All SLDBs are due to mature in 2024. Senior officials of the Ministry of Finance (MoF) and CBSL emphasised to Finance Today that there is no need to restructure the domestic debt at this moment.

Sri Lanka Development Bonds, (SLDB) Treasury bonds and Treasury Bills are Sri Lanka’s main local debt instruments. It has been observed that there is no need to subject them to a restructuring process as these have been issued on a short to medium-term basis. Due to the existing inflation conditions and depreciated exchange rate conditions, local debt sources have already undergone some self-restructuring in a background where their original investment values have now deteriorated.

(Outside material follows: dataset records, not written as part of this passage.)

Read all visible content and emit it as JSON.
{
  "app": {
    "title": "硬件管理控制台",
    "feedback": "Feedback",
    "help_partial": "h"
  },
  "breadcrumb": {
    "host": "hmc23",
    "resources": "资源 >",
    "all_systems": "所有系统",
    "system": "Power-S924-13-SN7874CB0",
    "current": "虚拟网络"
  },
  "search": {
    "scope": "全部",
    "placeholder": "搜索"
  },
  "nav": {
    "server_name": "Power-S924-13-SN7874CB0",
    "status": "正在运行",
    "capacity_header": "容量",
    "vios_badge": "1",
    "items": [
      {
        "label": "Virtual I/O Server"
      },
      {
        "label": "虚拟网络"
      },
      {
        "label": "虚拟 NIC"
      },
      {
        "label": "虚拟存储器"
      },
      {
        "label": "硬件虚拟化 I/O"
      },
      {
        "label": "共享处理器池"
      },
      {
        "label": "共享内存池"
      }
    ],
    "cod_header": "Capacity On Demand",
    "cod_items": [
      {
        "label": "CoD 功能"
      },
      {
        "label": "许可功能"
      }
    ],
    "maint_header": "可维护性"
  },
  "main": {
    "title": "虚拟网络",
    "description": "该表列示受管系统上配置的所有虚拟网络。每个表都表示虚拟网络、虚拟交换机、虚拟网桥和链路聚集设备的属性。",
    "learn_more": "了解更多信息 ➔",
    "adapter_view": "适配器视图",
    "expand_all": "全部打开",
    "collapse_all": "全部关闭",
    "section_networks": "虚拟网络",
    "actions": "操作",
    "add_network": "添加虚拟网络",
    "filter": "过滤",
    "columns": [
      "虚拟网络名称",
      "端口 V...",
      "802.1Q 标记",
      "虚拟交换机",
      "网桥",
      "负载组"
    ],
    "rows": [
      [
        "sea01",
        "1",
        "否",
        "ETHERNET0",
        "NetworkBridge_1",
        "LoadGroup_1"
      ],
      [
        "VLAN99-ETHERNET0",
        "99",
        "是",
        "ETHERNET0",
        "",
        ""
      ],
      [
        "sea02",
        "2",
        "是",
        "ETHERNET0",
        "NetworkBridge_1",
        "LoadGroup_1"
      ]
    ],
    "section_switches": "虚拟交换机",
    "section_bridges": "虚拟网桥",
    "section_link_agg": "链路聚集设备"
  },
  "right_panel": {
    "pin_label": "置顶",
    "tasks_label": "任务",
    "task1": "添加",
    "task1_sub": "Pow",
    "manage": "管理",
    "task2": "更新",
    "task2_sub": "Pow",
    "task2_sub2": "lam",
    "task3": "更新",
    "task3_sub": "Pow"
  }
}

Therefore, there is no risk of additional restructuring of domestic debt, the MoF and the CBSL have observed. In compliance with the proposed debt restructuring plan in Sri Lanka, many Banks have already made provisions of around 20 per cent for their International Sovereign Bonds (ISB) and SLDB holdings and are expected to provide further provisions depending on the final debt restructuring proposal. Relevant Bank officials told Finance Today that ISB holders will likely see a 35-40% ‘haircut’ on holdings of ISBs, if they participate in the debt restructuring plan. Meanwhile, a top Singaporean Law firm, Baker McKenzie Wong and Leow, which is a joint law- venture between Baker McKenzie and Wong and Leow LLC, has been appointed as the Common International Legal Counsel to protect the interest of eight Sri Lankan commercial banking sector International Sovereign Bonds (ISB) holders. According to these sources, eight Sri Lankan Banks namely: Hatton National Bank PLC (HNB), Commercial Bank of Ceylon PLC (ComBank), Seylan Bank PLC (Seylan), National Development Bank (NDB), Nations Trust Bank PLC (NTB), DFCC Bank PLC (DFCC), Sampath Bank PLC (Sampath) and Pan Asia Banking Corporation PLC (PABC) have collectively invested around US$ 1.5 Billion in ISBs.

However, the Bank of Ceylon (BoC), which has over USD 240 million ISB holding and considering their State-ownership, has decided not to join this endeavour. On 12th April 2022, CBSL declared temporary debt suspensions for dollar denominated foreign debts pending the completion of the Government’s discussions with the International Monetary Fund (IMF) and the preparation of a comprehensive debt restructuring program covering obligations. However, CBSL announced that Sri Lanka’s domestic and foreign creditors who can apply to receive suspended debt repayments in rupees under an interim policy, could also be paid in bonds as an alternative repayment method.

Sri Lanka Development Bonds (SLDBs) is a debt instrument denominated in US Dollars issued by the Government of Sri Lanka. Interest is paid to the holder every six months and the principal repayment is made at the end of the maturity period.

CA Sri Lanka Issues New Direction for Banking Sector Debt Portfolio Investments

The Institute of Chartered Accountants of Sri Lanka (CA Sri Lanka) has decided to temporarily relax its accounting policies in relations to Banking Sector Debt Portfolio investments.

Therefore, considering Sri Lanka’s unprecedented changes in the macro-economic scenario, CA Sri Lanka has issued the ‘Statement of Alterative Treatment (SoAT)’ on the classification of Debt Portfolio such as Treasury Bonds and Sri Lanka Development Bonds. This SoAT will provide a temporary practical expedient to permit entities to reclassify the debt portfolio measured at Fair Value through Other Comprehensive Income (FVTOCI) for Amortised cost,’ the relevant directive stated.

 This SoAT is applicable only to debt portfolios currently classified as FVTOCI and should not be applied to portfolios classified as Fair Value through Profit or Loss, it stated. Furthermore, in addition to the alternative treatment given in this SoAT, entities must continue to comply with all other provisions of Sri Lanka Accounting Standards (SLFRS/ LKAS).